How to deal with the personalization on the Internet

Today the Internet is integrated into almost all processes of our everyday life. It has not only become the most important entertainment medium, it also seems to replace television and print media as a main source of public information. But in contrast to traditional media, the information a user finds on the Internet is highly personalized. Website operators collect lots of information about each user, in order to display a selection of information and content tailored to the users’ interests, preferences and beliefs; content that opens up a new perspective is lost. Since the personalization processes are algorithmically controlled and running invisibly in the background, the Internet user is not aware of the fact, that the things displayed to him are highly individualized and do not show full reality. Without realizing it, the user is trapped in a cycle of one-sided and filtered information, they are isolated in his own filter bubble.

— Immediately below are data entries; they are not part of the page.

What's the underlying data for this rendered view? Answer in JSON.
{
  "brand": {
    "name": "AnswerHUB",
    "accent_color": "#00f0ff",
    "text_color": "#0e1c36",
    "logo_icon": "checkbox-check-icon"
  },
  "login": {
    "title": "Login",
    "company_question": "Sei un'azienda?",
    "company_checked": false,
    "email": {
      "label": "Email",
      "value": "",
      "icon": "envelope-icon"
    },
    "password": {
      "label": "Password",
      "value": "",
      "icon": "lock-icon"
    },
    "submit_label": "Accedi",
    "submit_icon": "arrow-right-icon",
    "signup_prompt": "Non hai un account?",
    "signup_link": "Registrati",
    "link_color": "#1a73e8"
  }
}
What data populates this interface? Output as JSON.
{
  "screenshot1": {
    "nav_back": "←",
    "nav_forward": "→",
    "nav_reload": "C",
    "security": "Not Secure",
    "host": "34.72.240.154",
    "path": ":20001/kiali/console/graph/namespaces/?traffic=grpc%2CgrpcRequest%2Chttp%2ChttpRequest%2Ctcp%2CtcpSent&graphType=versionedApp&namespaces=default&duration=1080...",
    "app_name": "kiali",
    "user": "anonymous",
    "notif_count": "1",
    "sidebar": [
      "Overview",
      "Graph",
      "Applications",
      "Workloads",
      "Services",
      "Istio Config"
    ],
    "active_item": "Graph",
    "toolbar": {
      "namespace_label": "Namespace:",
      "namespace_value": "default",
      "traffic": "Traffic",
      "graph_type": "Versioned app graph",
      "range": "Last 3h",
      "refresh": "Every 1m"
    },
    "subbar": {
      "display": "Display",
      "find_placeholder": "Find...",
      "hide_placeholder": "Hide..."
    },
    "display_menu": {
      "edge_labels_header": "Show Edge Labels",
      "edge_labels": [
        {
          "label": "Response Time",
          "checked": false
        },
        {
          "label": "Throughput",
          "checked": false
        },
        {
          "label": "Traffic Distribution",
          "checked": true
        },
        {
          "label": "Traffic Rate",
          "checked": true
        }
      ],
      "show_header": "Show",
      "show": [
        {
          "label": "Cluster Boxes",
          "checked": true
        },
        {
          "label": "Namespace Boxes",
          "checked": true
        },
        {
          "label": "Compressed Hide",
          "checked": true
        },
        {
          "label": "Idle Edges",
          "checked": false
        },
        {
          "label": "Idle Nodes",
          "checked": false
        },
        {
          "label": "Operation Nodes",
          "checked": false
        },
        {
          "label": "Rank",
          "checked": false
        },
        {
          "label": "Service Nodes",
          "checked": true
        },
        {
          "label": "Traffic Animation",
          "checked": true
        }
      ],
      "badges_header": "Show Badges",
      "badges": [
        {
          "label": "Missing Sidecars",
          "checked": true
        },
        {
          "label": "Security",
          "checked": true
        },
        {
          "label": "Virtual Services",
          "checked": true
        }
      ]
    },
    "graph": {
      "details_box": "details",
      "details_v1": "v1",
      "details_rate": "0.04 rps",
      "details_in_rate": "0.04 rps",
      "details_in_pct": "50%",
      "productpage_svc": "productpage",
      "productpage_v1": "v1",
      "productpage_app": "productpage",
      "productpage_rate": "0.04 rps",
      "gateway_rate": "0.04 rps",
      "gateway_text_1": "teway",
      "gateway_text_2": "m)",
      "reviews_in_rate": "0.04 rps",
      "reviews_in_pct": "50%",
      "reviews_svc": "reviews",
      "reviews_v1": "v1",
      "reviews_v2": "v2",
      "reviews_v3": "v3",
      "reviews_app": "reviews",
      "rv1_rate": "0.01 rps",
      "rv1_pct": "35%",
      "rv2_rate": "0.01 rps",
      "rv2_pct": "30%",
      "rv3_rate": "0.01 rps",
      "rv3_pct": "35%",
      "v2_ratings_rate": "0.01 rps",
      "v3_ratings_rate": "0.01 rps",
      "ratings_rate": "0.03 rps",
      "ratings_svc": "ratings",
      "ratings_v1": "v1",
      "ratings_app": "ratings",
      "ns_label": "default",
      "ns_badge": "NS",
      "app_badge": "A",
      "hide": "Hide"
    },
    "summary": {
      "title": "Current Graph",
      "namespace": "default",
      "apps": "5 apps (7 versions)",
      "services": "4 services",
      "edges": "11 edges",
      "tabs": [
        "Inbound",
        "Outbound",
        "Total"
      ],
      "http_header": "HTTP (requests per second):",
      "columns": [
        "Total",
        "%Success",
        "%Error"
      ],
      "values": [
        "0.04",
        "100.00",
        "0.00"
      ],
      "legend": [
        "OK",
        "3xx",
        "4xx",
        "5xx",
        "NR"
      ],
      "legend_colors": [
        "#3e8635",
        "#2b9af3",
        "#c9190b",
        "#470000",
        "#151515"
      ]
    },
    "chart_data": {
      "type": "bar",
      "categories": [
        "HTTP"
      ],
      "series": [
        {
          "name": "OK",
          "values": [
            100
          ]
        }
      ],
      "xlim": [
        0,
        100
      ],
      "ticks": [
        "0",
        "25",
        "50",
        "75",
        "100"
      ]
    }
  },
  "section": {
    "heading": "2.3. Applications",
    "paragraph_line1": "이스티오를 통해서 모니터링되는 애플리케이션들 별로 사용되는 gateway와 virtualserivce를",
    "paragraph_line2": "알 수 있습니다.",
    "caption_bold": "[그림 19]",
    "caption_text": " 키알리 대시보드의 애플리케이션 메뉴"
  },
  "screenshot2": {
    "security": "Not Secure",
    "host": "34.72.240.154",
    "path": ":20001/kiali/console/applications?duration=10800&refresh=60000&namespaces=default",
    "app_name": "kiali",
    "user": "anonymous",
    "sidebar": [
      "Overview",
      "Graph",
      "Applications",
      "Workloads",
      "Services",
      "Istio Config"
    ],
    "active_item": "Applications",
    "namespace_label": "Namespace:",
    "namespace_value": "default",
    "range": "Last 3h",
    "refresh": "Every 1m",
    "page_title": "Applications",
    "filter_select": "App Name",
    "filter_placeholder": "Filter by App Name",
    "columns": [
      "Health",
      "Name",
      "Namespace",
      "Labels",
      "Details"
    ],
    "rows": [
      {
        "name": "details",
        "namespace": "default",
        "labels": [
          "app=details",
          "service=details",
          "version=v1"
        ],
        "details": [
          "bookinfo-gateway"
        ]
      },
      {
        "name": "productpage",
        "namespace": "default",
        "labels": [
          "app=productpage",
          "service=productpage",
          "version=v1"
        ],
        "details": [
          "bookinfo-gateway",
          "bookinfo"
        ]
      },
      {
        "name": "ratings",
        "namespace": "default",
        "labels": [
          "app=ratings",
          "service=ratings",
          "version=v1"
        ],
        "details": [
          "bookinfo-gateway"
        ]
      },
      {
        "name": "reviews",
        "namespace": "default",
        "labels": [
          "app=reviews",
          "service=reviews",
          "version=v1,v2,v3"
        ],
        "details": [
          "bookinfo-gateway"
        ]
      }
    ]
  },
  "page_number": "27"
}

In order to make the complex personalization processes of the Internet visible, a method was developed to record and evaluate the full web content of several test persons over a longer period of time. The results were translated into infographics, which in turn were used as the basis for creating wearable models of the different filter bubbles. Each model visualizes the online world of one particular test person, from prevailing platforms and topics to the journalistic quality and political undertone of the content, thus making a multi-layered problem tangible. The app MyFilterBubble, which was designed on a similar principle, allows you to find out in which way you are affected by the personalization on the Internet. It evaluates your web content to various criteria and then generates an image of your individual filter bubble.

For the first time it became possible to give a clear shape to the invisible, multi-layered personalization processes of the Internet and to make the phenomenon of filter bubbles and their dangers comprehensible at a glance in order to encourage a public discourse and a conscious use of digital media.